In 2008, the Commission found that, between 2000 and 2002, the banana suppliers Chiquita, Dole and Weichert had engaged in weekly bilateral pre-pricing communications, during which they had discussed factors relevant to the setting of quotation prices for the following week (see VBB on Competition Law, Volume 2008, No. 10, available at www.vbb.com). The Commission also found that, after setting their quotation prices, the undertakings had exchanged their quotation prices bilaterally, enabling them to monitor their individual pricing decisions. According to the Commission, these practices were designed to reduce uncertainty as to the parties' conduct with respect to quotation prices and were liable to influence their pricing behaviour, giving rise to a restriction of competition by object under Article 101 TFEU. As a result, the Commission imposed a fine totalling € 60.3 million on the undertakings concerned, including € 45.6 million on Dole. On appeal, the GC upheld the Commission decision in its entirety (see VBB on Competition Law, Volume 2013, No. 3, available at www.vbb.com). Dole lodged an appeal before the ECJ against the GC's ruling.

In its appeal, Dole argued that the Commission failed to specify whether the exchange of information on the industry in general, as well as information in relation to volume, formed part of the infringement. The ECJ dismissed that argument as it considered that the Commission had defined the two types of information exchanged illegally in pre-pricing communications with sufficient precision, namely: (i) price-setting factors (i.e., factors relevant to the setting of quotation prices for the forthcoming week); and (ii) price trends and indications of quotation prices for the forthcoming week before those quotation prices were set.

In addition, Dole argued, inter alia, that the pre-pricing communications should not be considered as a restriction of competition by object because they were too general and were not capable of removing uncertainty as to the undertakings' intended conduct when setting actual prices. The ECJ noted that the pre-pricing communications were among competitors who discussed their own quotation prices and certain market price trends. The quotation prices were relevant since, on the one hand, market signals, market trends or intended pricing developments could be inferred from these prices and, on the other hand, in some transactions the actual prices were directly linked to the quotation prices.
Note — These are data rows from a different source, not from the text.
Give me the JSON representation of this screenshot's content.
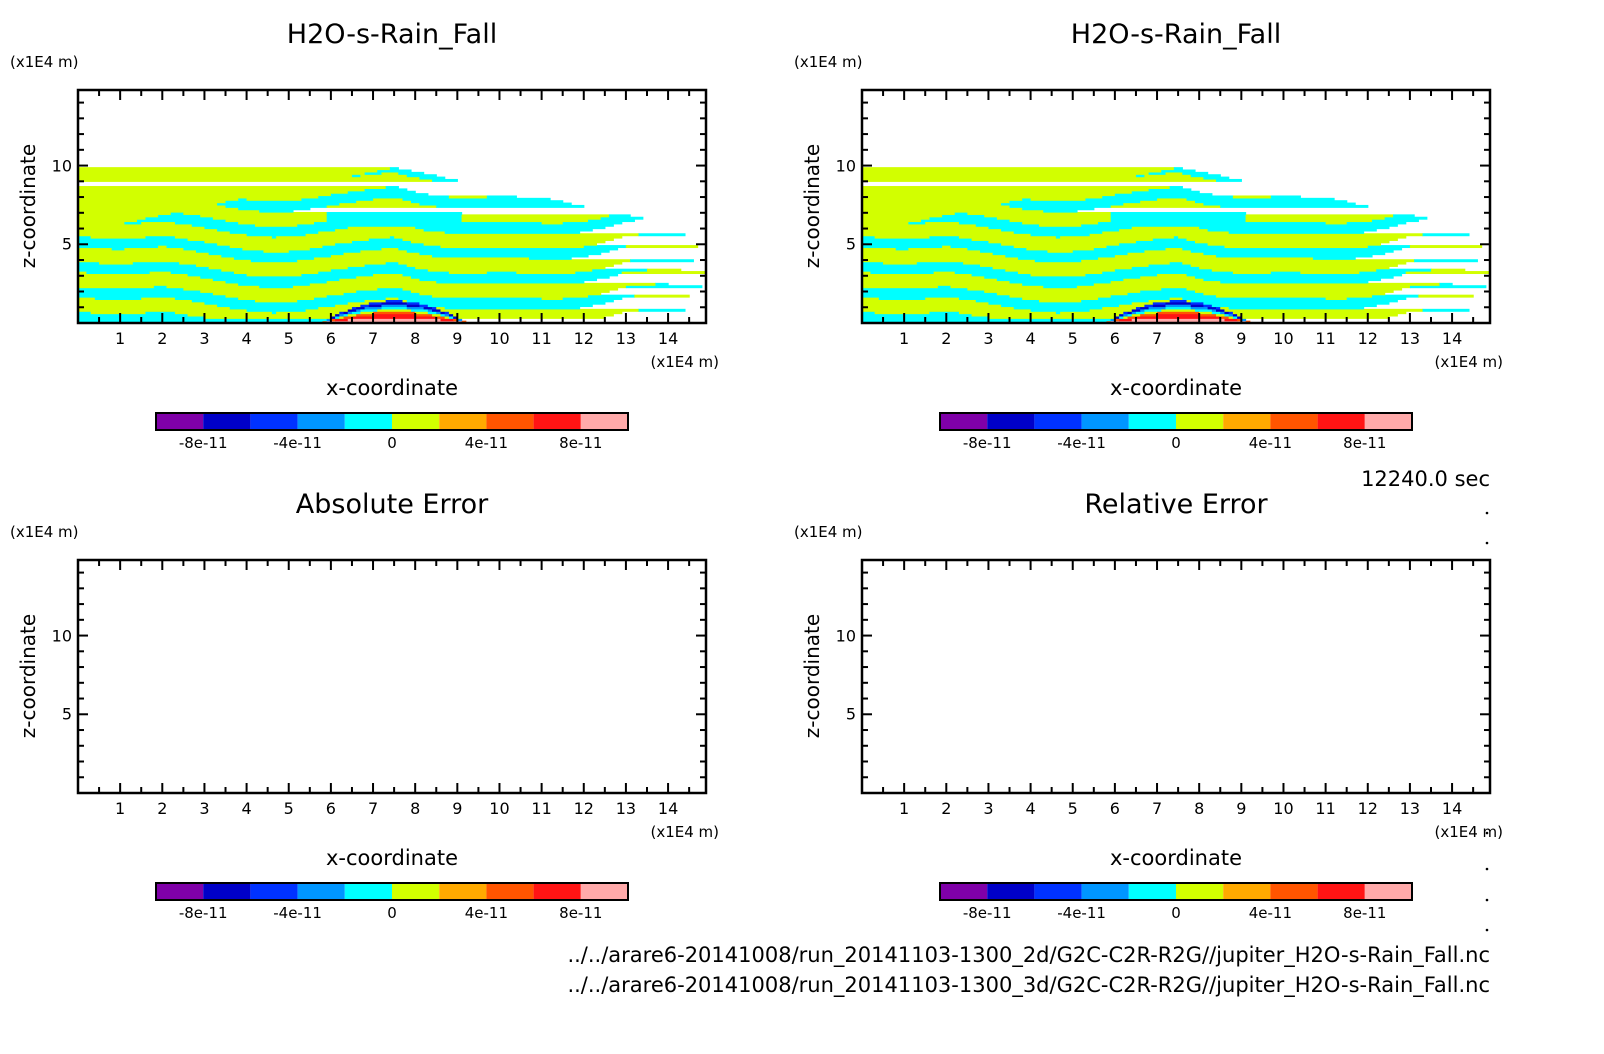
{
  "time_label": "12240.0 sec",
  "file_paths": [
    "../../arare6-20141008/run_20141103-1300_2d/G2C-C2R-R2G//jupiter_H2O-s-Rain_Fall.nc",
    "../../arare6-20141008/run_20141103-1300_3d/G2C-C2R-R2G//jupiter_H2O-s-Rain_Fall.nc"
  ],
  "colorbar": {
    "colors": [
      "#7f00a8",
      "#0000c8",
      "#0032ff",
      "#0096ff",
      "#00ffff",
      "#d2ff00",
      "#ffaa00",
      "#ff5500",
      "#ff1414",
      "#ffaaaa"
    ],
    "levels": [
      -1e-10,
      -8e-11,
      -6e-11,
      -4e-11,
      -2e-11,
      0,
      2e-11,
      4e-11,
      6e-11,
      8e-11,
      1e-10
    ],
    "tick_labels": [
      "-8e-11",
      "-4e-11",
      "0",
      "4e-11",
      "8e-11"
    ]
  },
  "chart_data": [
    {
      "type": "heatmap",
      "title": "H2O-s-Rain_Fall",
      "xlabel": "x-coordinate",
      "ylabel": "z-coordinate",
      "x_unit": "(x1E4 m)",
      "y_unit": "(x1E4 m)",
      "xlim": [
        0,
        14.9
      ],
      "ylim": [
        0,
        14.8
      ],
      "x_ticks": [
        "1",
        "2",
        "3",
        "4",
        "5",
        "6",
        "7",
        "8",
        "9",
        "10",
        "11",
        "12",
        "13",
        "14"
      ],
      "y_ticks": [
        "5",
        "10"
      ],
      "has_field": true
    },
    {
      "type": "heatmap",
      "title": "H2O-s-Rain_Fall",
      "xlabel": "x-coordinate",
      "ylabel": "z-coordinate",
      "x_unit": "(x1E4 m)",
      "y_unit": "(x1E4 m)",
      "xlim": [
        0,
        14.9
      ],
      "ylim": [
        0,
        14.8
      ],
      "x_ticks": [
        "1",
        "2",
        "3",
        "4",
        "5",
        "6",
        "7",
        "8",
        "9",
        "10",
        "11",
        "12",
        "13",
        "14"
      ],
      "y_ticks": [
        "5",
        "10"
      ],
      "has_field": true
    },
    {
      "type": "heatmap",
      "title": "Absolute Error",
      "xlabel": "x-coordinate",
      "ylabel": "z-coordinate",
      "x_unit": "(x1E4 m)",
      "y_unit": "(x1E4 m)",
      "xlim": [
        0,
        14.9
      ],
      "ylim": [
        0,
        14.8
      ],
      "x_ticks": [
        "1",
        "2",
        "3",
        "4",
        "5",
        "6",
        "7",
        "8",
        "9",
        "10",
        "11",
        "12",
        "13",
        "14"
      ],
      "y_ticks": [
        "5",
        "10"
      ],
      "has_field": false
    },
    {
      "type": "heatmap",
      "title": "Relative Error",
      "xlabel": "x-coordinate",
      "ylabel": "z-coordinate",
      "x_unit": "(x1E4 m)",
      "y_unit": "(x1E4 m)",
      "xlim": [
        0,
        14.9
      ],
      "ylim": [
        0,
        14.8
      ],
      "x_ticks": [
        "1",
        "2",
        "3",
        "4",
        "5",
        "6",
        "7",
        "8",
        "9",
        "10",
        "11",
        "12",
        "13",
        "14"
      ],
      "y_ticks": [
        "5",
        "10"
      ],
      "has_field": false
    }
  ]
}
As a result, the ECJ considered that these pre-pricing communications, which reduced uncertainty for each of the participants as to the foreseeable conduct of competitors, had the object of creating conditions of competition that do not correspond to the normal conditions on the market and therefore gave rise to a concerted practice having as its object the restriction of competition within the meaning of Article 101 TFEU.

Finally, with respect to one of Dole's pleas concerning the miscalculation of the fine, the ECJ considered that while some bananas were counted twice (i.e., the sale of bananas by one of Dole's subsidiaries to a third-party undertaking, and the sale of another of Dole's subsidiaries of those same bananas repurchased from that third-party undertaking) for the purposes of calculating the fine, given that both sales were counted in the total turnover of Dole and directly or indirectly related to the infringement, no calculation errors were made.